3. Ineffective Assistance of Counsel

“A court will permit a defendant to withdraw a guilty plea based on ineffective assistance of counsel only if (1) the defendant shows that his attorney's advice was under all the circumstances unreasonable under prevailing professional norms and (2) the defendant shows that he suffered ‘sufficient prejudice’ from his counsel's errors.” Jones, 336 F.3d at 253-54 (citations omitted). To satisfy the prejudice requirement, “the defendant must show that there is a reasonable probability that, but for counsel’s errors, he would not have pleaded guilty and would have insisted on going to trial.” Hill v. Lockhart, 474 U.S. 52, 59 (1985). Rose fails to satisfy either of these prongs.

Rose contends that Engle was ineffective for counseling Rose to plead guilty in order to avoid a potential increased sentence as a result of Rose’s two prior convictions.
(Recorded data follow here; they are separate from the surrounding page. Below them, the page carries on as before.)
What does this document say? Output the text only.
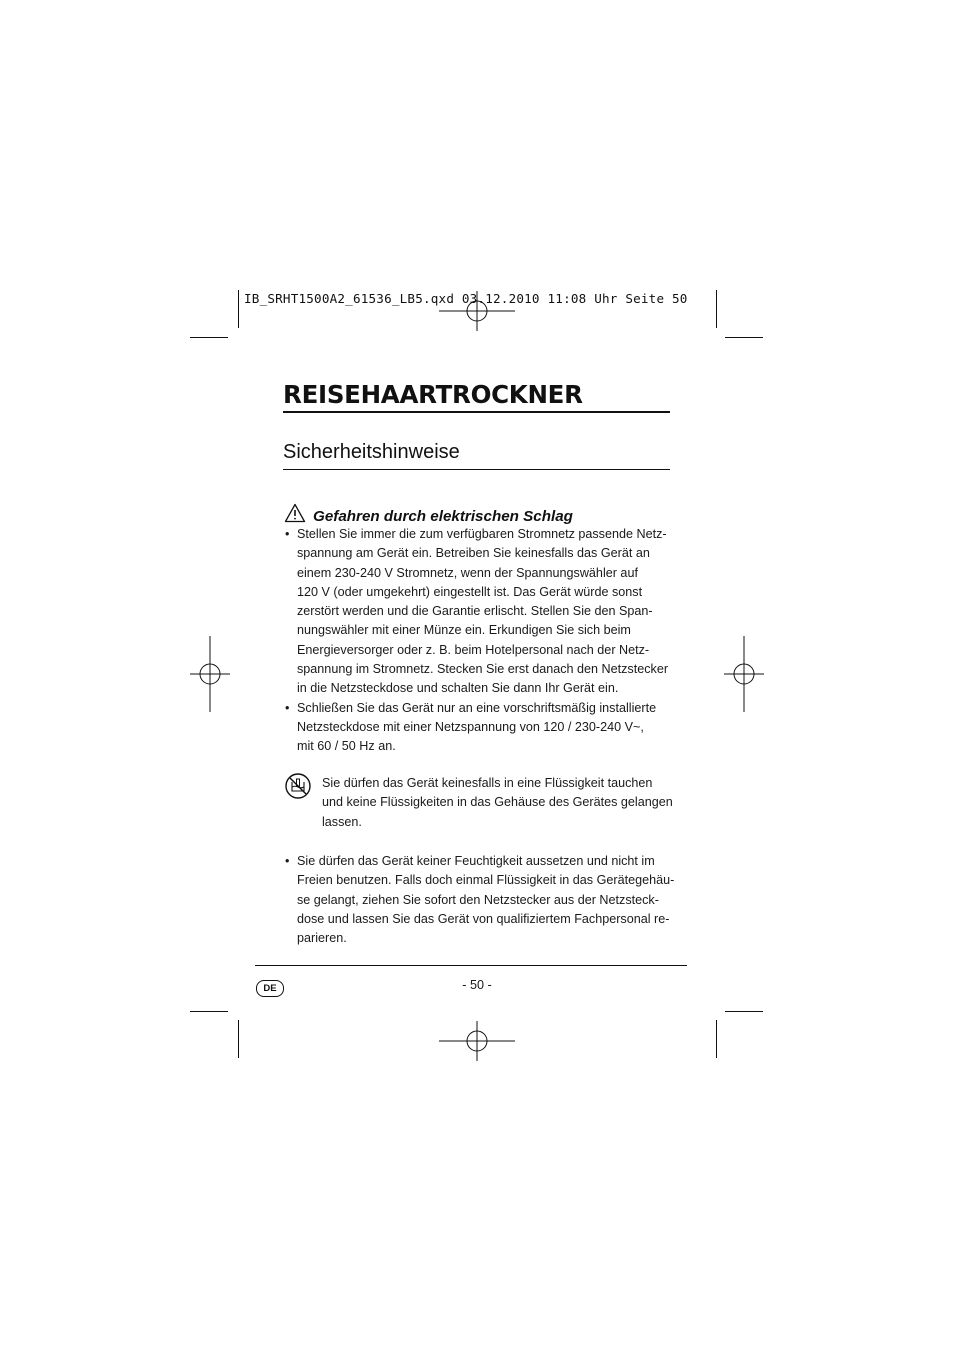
IB_SRHT1500A2_61536_LB5.qxd 03.12.2010 11:08 Uhr Seite 50
REISEHAARTROCKNER
Sicherheitshinweise
Gefahren durch elektrischen Schlag
• Stellen Sie immer die zum verfügbaren Stromnetz passende Netz-
spannung am Gerät ein. Betreiben Sie keinesfalls das Gerät an
einem 230-240 V Stromnetz, wenn der Spannungswähler auf
120 V (oder umgekehrt) eingestellt ist. Das Gerät würde sonst
zerstört werden und die Garantie erlischt. Stellen Sie den Span-
nungswähler mit einer Münze ein. Erkundigen Sie sich beim
Energieversorger oder z. B. beim Hotelpersonal nach der Netz-
spannung im Stromnetz. Stecken Sie erst danach den Netzstecker
in die Netzsteckdose und schalten Sie dann Ihr Gerät ein.
• Schließen Sie das Gerät nur an eine vorschriftsmäßig installierte
Netzsteckdose mit einer Netzspannung von 120 / 230-240 V~,
mit 60 / 50 Hz an.
Sie dürfen das Gerät keinesfalls in eine Flüssigkeit tauchen
und keine Flüssigkeiten in das Gehäuse des Gerätes gelangen
lassen.
• Sie dürfen das Gerät keiner Feuchtigkeit aussetzen und nicht im
Freien benutzen. Falls doch einmal Flüssigkeit in das Gerätegehäu-
se gelangt, ziehen Sie sofort den Netzstecker aus der Netzsteck-
dose und lassen Sie das Gerät von qualifiziertem Fachpersonal re-
parieren.
DE	- 50 -
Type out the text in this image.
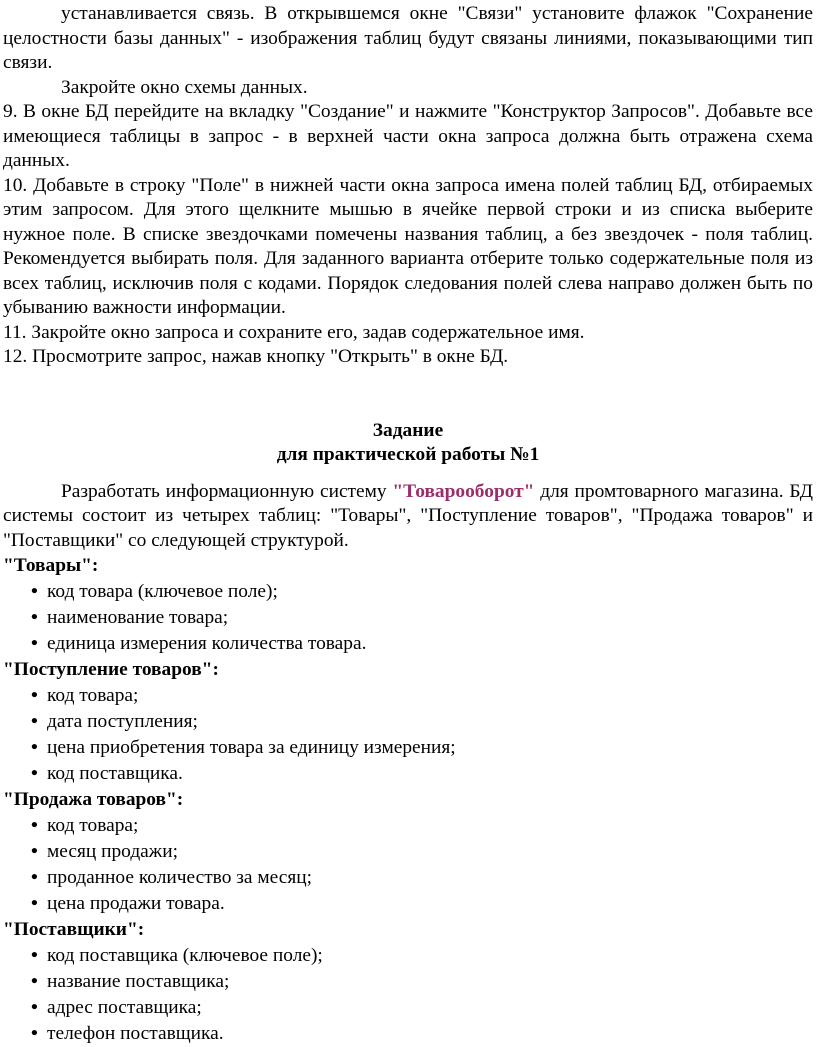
устанавливается связь. В открывшемся окне "Связи" установите флажок "Сохранение целостности базы данных" - изображения таблиц будут связаны линиями, показывающими тип связи.

Закройте окно схемы данных.

9. В окне БД перейдите на вкладку "Создание" и нажмите "Конструктор Запросов". Добавьте все имеющиеся таблицы в запрос - в верхней части окна запроса должна быть отражена схема данных.

10. Добавьте в строку "Поле" в нижней части окна запроса имена полей таблиц БД, отбираемых этим запросом. Для этого щелкните мышью в ячейке первой строки и из списка выберите нужное поле. В списке звездочками помечены названия таблиц, а без звездочек - поля таблиц. Рекомендуется выбирать поля. Для заданного варианта отберите только содержательные поля из всех таблиц, исключив поля с кодами. Порядок следования полей слева направо должен быть по убыванию важности информации.

11. Закройте окно запроса и сохраните его, задав содержательное имя.

12. Просмотрите запрос, нажав кнопку "Открыть" в окне БД.

Задание

для практической работы №1

Разработать информационную систему "Товарооборот" для промтоварного магазина. БД системы состоит из четырех таблиц: "Товары", "Поступление товаров", "Продажа товаров" и "Поставщики" со следующей структурой.

"Товары":

• код товара (ключевое поле);
• наименование товара;
• единица измерения количества товара.

"Поступление товаров":

• код товара;
• дата поступления;
• цена приобретения товара за единицу измерения;
• код поставщика.

"Продажа товаров":

• код товара;
• месяц продажи;
• проданное количество за месяц;
• цена продажи товара.

"Поставщики":

• код поставщика (ключевое поле);
• название поставщика;
• адрес поставщика;
• телефон поставщика.
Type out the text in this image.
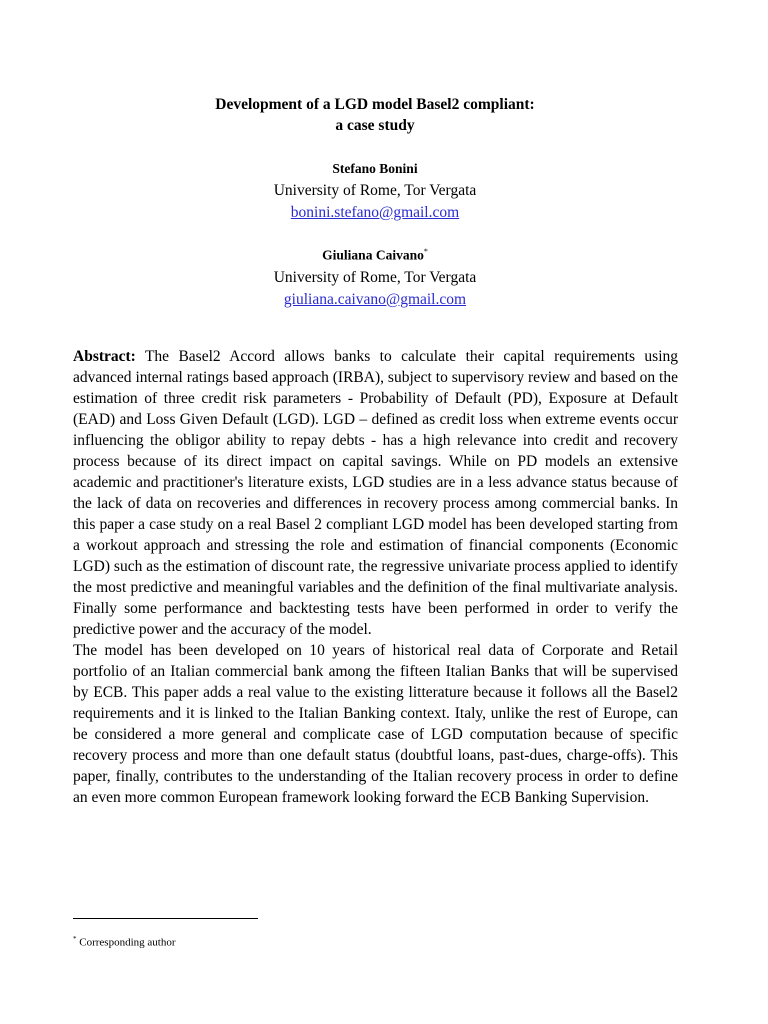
Development of a LGD model Basel2 compliant:
a case study
Stefano Bonini
University of Rome, Tor Vergata
bonini.stefano@gmail.com
Giuliana Caivano*
University of Rome, Tor Vergata
giuliana.caivano@gmail.com

Abstract: The Basel2 Accord allows banks to calculate their capital requirements using advanced internal ratings based approach (IRBA), subject to supervisory review and based on the estimation of three credit risk parameters - Probability of Default (PD), Exposure at Default (EAD) and Loss Given Default (LGD). LGD – defined as credit loss when extreme events occur influencing the obligor ability to repay debts - has a high relevance into credit and recovery process because of its direct impact on capital savings. While on PD models an extensive academic and practitioner's literature exists, LGD studies are in a less advance status because of the lack of data on recoveries and differences in recovery process among commercial banks. In this paper a case study on a real Basel 2 compliant LGD model has been developed starting from a workout approach and stressing the role and estimation of financial components (Economic LGD) such as the estimation of discount rate, the regressive univariate process applied to identify the most predictive and meaningful variables and the definition of the final multivariate analysis. Finally some performance and backtesting tests have been performed in order to verify the predictive power and the accuracy of the model.

The model has been developed on 10 years of historical real data of Corporate and Retail portfolio of an Italian commercial bank among the fifteen Italian Banks that will be supervised by ECB. This paper adds a real value to the existing litterature because it follows all the Basel2 requirements and it is linked to the Italian Banking context. Italy, unlike the rest of Europe, can be considered a more general and complicate case of LGD computation because of specific recovery process and more than one default status (doubtful loans, past-dues, charge-offs). This paper, finally, contributes to the understanding of the Italian recovery process in order to define an even more common European framework looking forward the ECB Banking Supervision.

* Corresponding author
Rose incorrectly argues (a) that Engle failed to recognize that his 1996 state marijuana conviction would have been inadmissible because of the statute of limitations; (b) that the Government could not have proven that his 1996 state marijuana conviction would have qualified as a “felony drug offense;” and (c) that Engle failed to look into whether Rose was innocent of the 1998 state criminal mischief and attempted theft conviction because it pertained to a different individual. Because Engle induced Rose to plead guilty to avoid increased punishment that was allegedly inapplicable to Rose’s case, Rose argues that Engle was ineffective. None of Rose’s claims have merit.

As for the statute of limitations, Rose argues that the statute of limitations prohibited the Government from using the 1996 state marijuana conviction because the Government failed to file a timely information as required by 21 U.S.C. § 851. See Am. Mot. to Withdraw Plea at 4-6. In support of his argument, Rose cites 18 U.S.C. § 3282(a), the default statute of limitations for non-capital federal offenses. The statute provides that “no person shall be prosecuted, tried, or punished for any offense, not capital, unless . . . the information is instituted within five years next after such offense shall have been committed.” 18 U.S.C. § 3282(a).

18 U.S.C. § 3282, however, is inapplicable to the informations contemplated by 21 U.S.C. § 851. A § 851 information used for the purpose of a sentencing enhancement is not akin to a criminal information or grand jury indictment that initiates the criminal process against a defendant. 21 U.S.C. § 851 itself provides the only limitation on the timing of filing. It states that “no person . . . shall be sentenced to increased punishment by reason of one or more prior convictions, unless before trial, or before entry of a plea of guilty, the United States attorney files an information with the court.” 21 U.S.C. § 851. Engle did not misinform Rose.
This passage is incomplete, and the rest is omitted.